Biodegradability & Disposal of Polymers (AQA A-Level Chemistry): Revision Notes

7.6.2 Biodegradability & Disposal of Polymers

Polyesters and polyamides can be broken down by hydrolysis. This means they are biodegradable.

The biodegradability of polymers depends on the types of intermolecular forces within the polymer chains.

• If a polymer has no polar bonds, it is non-biodegradable.
• If a polymer contains polar bonds, it can undergo hydrolysis by acid or base, allowing it to break down.
• The products formed during hydrolysis vary depending on whether an acid or a base is used.
• Photodegradable polymers are newly developed synthetic polymers that break down when exposed to UV light.

Types of Polymers and Their Biodegradability

Polyalkenes

• Formation: Addition polymers are produced when alkene molecules combine through an addition reaction.
• Structure: The main chain of a polyalkene consists of carbon atoms connected by strong covalent bonds.
• Properties: Since addition polymers lack polar bonds, they are inert and non-biodegradable, making them resistant to breakdown in natural environments.

Polyesters

• Structure: Polyesters contain a polar C=O bond within the ester linkage.
• Hydrolysis: Like other esters, polyesters can be broken down (hydrolysed) by acid or alkali.
  • Acid Hydrolysis: When treated with dilute acids, polyesters revert to their original dicarboxylic acids and diols.
  • Base Hydrolysis: With dilute alkalis, polyesters break down to produce dicarboxylic acid salts and diols.

Polyamides

• Structure: Polyamides also contain a polar C=O bond within the amide linkage, similar to polyesters.
• Hydrolysis:
  • Acid Hydrolysis: When polyamides are hydrolysed with dilute acids, they yield dicarboxylic acid and diamine salts.
  • Base Hydrolysis: With dilute alkalis, polyamides break down into dicarboxylic acid salts and diamines.

Hydrolysis of Polyesters

• Polyesters are hydrolysed when a strong acid or a specific enzyme is in contact with them.
• The products of the hydrolysis are the di-acids and diols they're made from.
• The $C=O$ bond in the ester link - which is polar - is broken.
• The fact they can be broken down 'naturally' (in water) means they are biodegradable.

Hydrolysis of Polyamides

• Polyamides are hydrolysed, again, by a strong acid or specific enzyme to form the dicarboxylic acids and diamines they're made from.
• The C-N bond in the amide link - which is polar - is broken.
• This (as before) means they're biodegradable.

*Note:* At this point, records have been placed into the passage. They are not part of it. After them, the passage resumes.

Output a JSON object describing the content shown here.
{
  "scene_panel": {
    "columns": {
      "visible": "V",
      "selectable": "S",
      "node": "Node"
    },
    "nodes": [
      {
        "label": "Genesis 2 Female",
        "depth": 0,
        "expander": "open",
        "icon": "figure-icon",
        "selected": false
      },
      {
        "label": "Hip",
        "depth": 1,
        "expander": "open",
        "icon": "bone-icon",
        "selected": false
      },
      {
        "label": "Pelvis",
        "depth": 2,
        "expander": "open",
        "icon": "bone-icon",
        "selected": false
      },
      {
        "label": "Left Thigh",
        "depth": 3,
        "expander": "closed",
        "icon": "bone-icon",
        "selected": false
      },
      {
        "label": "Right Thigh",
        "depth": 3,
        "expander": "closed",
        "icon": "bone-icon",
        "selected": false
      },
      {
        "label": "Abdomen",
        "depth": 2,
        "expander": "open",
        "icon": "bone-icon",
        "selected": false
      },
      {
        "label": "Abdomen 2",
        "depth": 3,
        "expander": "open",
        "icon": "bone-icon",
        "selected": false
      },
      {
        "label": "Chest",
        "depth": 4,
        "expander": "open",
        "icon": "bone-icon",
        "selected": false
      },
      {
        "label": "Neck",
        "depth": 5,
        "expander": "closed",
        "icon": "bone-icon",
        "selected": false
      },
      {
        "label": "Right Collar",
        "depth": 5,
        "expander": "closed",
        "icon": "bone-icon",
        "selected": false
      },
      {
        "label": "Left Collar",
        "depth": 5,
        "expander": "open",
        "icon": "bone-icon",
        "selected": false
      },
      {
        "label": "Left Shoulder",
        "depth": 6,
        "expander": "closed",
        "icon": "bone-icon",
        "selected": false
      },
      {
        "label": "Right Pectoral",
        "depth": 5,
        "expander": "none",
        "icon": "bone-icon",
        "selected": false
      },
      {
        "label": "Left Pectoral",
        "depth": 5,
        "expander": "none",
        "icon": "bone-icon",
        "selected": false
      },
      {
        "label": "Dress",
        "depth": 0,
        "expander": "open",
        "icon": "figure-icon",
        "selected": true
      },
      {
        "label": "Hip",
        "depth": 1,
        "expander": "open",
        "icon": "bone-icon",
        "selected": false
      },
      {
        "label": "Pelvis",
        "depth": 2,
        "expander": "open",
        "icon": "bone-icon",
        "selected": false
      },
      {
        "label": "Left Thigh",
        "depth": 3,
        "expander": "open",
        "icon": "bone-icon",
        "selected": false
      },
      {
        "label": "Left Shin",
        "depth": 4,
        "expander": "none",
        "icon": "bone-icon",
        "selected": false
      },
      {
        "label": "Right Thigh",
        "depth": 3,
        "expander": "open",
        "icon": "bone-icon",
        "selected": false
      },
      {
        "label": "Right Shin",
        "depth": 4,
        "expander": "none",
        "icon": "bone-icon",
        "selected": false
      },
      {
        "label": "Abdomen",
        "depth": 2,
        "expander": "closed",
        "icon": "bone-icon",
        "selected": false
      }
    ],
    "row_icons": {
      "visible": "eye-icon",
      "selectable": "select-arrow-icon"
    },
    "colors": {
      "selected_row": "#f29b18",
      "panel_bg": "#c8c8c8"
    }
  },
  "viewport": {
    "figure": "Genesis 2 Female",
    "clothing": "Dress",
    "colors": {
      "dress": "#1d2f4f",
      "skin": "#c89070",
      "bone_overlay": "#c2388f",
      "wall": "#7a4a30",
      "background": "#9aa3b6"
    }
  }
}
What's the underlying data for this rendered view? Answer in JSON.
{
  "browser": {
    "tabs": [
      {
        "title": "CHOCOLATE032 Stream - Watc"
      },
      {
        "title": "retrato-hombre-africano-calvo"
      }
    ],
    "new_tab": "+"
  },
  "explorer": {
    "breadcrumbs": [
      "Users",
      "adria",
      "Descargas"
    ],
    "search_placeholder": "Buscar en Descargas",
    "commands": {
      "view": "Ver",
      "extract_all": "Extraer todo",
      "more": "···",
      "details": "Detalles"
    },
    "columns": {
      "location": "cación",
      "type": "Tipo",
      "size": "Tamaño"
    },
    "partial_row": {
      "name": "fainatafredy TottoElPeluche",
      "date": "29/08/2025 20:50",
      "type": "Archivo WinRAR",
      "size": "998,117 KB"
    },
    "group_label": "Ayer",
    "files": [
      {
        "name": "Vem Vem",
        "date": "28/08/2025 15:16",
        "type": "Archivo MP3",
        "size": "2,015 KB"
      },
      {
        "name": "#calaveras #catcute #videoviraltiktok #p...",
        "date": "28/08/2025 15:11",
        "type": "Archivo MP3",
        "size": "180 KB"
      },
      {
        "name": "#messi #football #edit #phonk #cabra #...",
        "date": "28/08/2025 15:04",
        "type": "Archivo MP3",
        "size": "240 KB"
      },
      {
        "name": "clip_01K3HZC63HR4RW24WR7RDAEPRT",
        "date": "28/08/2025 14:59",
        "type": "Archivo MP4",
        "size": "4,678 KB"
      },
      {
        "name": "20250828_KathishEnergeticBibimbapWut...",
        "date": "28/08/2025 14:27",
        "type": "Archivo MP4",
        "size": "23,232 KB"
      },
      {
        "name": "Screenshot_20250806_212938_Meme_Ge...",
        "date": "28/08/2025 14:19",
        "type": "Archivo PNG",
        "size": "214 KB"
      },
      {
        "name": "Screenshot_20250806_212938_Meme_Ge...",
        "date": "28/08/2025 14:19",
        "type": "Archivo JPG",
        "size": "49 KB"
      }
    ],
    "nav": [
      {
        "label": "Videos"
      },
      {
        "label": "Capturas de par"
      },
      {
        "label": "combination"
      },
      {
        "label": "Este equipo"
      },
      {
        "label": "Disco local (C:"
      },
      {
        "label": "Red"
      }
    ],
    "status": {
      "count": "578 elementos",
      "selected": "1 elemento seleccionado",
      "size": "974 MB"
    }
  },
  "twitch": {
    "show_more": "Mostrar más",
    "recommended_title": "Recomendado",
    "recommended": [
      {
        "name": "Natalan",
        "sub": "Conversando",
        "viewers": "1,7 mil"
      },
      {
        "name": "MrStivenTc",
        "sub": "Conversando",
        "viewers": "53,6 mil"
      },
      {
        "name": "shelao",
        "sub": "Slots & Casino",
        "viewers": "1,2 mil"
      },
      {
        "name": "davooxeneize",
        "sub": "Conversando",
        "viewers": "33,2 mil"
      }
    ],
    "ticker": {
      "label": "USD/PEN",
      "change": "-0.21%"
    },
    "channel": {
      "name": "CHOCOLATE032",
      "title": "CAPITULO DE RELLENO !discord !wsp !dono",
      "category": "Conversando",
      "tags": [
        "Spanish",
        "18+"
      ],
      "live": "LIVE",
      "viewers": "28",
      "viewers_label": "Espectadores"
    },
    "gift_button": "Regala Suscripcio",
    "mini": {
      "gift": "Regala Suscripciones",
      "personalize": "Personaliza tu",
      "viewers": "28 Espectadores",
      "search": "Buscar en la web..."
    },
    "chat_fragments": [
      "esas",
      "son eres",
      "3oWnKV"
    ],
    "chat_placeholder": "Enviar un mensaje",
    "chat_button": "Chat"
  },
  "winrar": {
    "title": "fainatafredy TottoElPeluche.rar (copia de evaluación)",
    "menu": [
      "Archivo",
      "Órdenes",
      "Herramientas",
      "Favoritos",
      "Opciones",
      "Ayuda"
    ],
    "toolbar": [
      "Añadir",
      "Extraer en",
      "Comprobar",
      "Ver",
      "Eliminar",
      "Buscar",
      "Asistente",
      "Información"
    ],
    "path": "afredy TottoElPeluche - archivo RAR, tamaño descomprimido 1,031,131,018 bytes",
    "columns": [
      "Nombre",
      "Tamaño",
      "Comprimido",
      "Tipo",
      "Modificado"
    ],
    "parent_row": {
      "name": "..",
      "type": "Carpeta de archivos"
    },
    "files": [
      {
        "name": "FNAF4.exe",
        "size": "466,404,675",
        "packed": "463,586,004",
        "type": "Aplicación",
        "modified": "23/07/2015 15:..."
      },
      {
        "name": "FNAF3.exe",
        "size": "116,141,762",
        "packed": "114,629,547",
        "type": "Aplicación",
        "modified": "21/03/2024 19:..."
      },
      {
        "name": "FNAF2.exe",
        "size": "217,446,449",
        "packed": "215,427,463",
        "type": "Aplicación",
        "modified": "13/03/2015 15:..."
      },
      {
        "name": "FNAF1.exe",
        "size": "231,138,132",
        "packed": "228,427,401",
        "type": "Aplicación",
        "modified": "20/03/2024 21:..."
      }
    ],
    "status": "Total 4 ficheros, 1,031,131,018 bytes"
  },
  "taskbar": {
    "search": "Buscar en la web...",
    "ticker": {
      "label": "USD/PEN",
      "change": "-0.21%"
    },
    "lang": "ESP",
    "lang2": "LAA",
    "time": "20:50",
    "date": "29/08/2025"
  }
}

Disposal of Non-biodegradable Polymers

• Polyalkenes are chemically inert and NON-biodegradable (they cannot be hydrolysed)
• This is because they're saturated and have no bond polarity.
• This means their disposal is a considerable problem, they remain in the environment almost forever.
• This is the stuff a lot of plastic bags are made from.

Comparing the methods used to recycle

Method of Disposal	Advantages	Disadvantages
Disposal in landfill	• Does not produce toxic gases. • Most cost-effective.	• Limited space in landfills. • Toxins from decomposing waste can contaminate water supplies. • Releases methane ($CH₄$).
Incineration	• Saves money on transport costs. • Reduces the amount of waste sent to landfill.	• Produces toxic gases ($CO$, $HCl$, $HCN$). • Contributes to global warming. • More expensive than landfill.
Recycling	• Conserves crude oil supplies. • Reduces the amount of waste sent to landfill. • Produces less CO₂ than incineration.	• Collecting, sorting, and processing plastic is more expensive than landfill or incineration. • Plastic can be contaminated during recycling.